しかしよく見ると本日のクリスティアンの服装は王子が着る様な豪華な服ではなく、貴族の中でもラフな格好といったもので普段の姿とのギャップにシュナイアは落ち着かないとこっそり溜め息をつくのであった。
「それでお二人は急にどうなさったのです?」
「遊びに来た!」
「しかしシュナイア嬢と従者殿はこれから何処かへ出かける途中だったのだろうか?」
クリスティアンはシュナイアとクレイグの服装を見てそう思ったのだろう。
シュナイアは頷き、家庭教師の授業の一環としてこれから冒険者ギルドへ行き、魔物討伐の依頼を受けるのだとグレンとクリスティアンに説明した。
「へー、面白そうな事してるんだな」
「家庭教師は確かマティルド氏であったな。
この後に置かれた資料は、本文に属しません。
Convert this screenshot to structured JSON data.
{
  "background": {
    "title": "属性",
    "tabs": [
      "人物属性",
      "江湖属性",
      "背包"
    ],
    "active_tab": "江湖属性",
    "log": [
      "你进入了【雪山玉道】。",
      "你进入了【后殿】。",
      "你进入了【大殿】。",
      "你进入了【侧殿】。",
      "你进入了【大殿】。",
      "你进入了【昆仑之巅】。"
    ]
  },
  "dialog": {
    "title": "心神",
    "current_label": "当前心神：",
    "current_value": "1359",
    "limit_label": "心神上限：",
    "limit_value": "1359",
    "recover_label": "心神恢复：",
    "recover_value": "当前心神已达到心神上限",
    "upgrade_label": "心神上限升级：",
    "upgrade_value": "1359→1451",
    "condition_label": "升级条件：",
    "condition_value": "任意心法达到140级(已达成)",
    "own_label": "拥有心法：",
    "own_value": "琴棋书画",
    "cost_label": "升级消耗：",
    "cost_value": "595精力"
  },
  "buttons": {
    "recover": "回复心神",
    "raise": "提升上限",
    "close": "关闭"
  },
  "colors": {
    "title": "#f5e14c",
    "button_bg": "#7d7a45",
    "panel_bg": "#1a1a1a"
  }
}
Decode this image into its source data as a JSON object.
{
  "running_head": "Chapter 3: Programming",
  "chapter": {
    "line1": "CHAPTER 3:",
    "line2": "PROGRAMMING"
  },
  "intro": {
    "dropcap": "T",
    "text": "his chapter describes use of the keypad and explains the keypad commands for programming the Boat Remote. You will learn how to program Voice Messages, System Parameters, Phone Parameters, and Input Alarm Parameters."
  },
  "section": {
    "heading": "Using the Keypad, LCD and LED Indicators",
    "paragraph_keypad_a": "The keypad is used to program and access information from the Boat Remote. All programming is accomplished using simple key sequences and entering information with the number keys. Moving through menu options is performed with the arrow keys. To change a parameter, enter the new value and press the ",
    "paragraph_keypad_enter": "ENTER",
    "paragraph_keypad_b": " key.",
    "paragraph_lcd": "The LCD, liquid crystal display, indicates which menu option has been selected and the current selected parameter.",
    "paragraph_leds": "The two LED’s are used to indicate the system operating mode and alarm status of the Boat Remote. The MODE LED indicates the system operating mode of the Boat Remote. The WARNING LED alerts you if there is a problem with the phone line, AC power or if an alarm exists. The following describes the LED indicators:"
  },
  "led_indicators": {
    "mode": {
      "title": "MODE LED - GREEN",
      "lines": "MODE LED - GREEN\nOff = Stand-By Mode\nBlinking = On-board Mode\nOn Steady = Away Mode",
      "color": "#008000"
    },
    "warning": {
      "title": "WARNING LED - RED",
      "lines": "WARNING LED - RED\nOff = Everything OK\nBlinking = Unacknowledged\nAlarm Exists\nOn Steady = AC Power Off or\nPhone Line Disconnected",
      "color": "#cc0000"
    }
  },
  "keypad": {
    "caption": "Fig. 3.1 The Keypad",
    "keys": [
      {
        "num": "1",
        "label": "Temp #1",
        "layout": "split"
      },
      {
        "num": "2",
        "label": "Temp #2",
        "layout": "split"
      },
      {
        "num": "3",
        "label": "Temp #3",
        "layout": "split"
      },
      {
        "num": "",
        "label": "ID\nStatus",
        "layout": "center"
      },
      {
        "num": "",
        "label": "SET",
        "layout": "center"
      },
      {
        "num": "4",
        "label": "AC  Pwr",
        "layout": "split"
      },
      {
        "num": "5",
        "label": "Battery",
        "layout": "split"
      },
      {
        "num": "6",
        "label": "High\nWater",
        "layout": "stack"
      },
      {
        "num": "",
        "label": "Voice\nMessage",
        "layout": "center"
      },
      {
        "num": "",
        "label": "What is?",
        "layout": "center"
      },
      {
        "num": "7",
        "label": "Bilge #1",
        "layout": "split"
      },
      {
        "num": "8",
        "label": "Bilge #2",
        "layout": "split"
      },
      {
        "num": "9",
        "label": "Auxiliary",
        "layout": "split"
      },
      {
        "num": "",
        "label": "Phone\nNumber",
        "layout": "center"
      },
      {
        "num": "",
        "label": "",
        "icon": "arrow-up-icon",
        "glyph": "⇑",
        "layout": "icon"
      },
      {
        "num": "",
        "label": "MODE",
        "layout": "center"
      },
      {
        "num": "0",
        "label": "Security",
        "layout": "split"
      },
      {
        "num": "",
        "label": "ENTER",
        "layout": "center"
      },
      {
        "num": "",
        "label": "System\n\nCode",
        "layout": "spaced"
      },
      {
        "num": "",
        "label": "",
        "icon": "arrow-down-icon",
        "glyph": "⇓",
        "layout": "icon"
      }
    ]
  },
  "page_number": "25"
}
優秀な家庭教師と名高いだけあって高度な教育を受けているのだな」
グレンとクリスティアンはマティルドの提案した授業に興味津々の様だ。
それにクリスティアンの言うマティルドの噂にシュナイアは、猫被り腹黒ハイスペック狂科学者と付け加えたかったが彼の素を知らない2人に言っても通じないだろうと断念した。
「なぁクリス、面白そうだから俺達もついて行こうぜ!」
「なっ!?泊まりになるのですよ?殿下がそんな事出来る訳ないでしょうに!」
何も考えず思った事を述べるグレンにシュナイアは慌てて止めに入った。
しかしクリスティアンは爽やかな笑顔を浮かべ
「いや大丈夫だ。数日はグレンの家の泊まる予定だったのだ。彼の家に適当な理由で外泊する事を告げれば問題ないだろう」
「そう言う事!よっしゃ、行こうぜ!俺達ならいつでも戦える格好だし気にすることないさ!」
「でも冒険者ギルドの依頼なのよ?2人は…」
シュナイアがそう言いかけるとグレンとクリスティアンはそれぞれごそごそと服の中に隠れていたペンダントを取り出し、シュナイアに見せる。
青い雫型の石のペンダントだ。
「…そうですか……もう勝手にしてくださいませ」
「お嬢様、元気出してください」
疲れ切って突っ込む気力のないシュナイアに、今まで黙って行く末を眺めていたクレイグが苦笑しながら言葉をかける。
シュナイアはもうなる様になれ!といった感じに2人の同行を許したのであった。
(そもそもわたくしに同行を拒否する選択肢なんてなかったのよ!!)
いつかやって来るバッドエンドの原因であるヒロインの攻略者である2人と過ごすなんて胃が痛くなりそうだとシュナイアはどこか街に寄った時胃薬を購入しようと心に決めたのであった。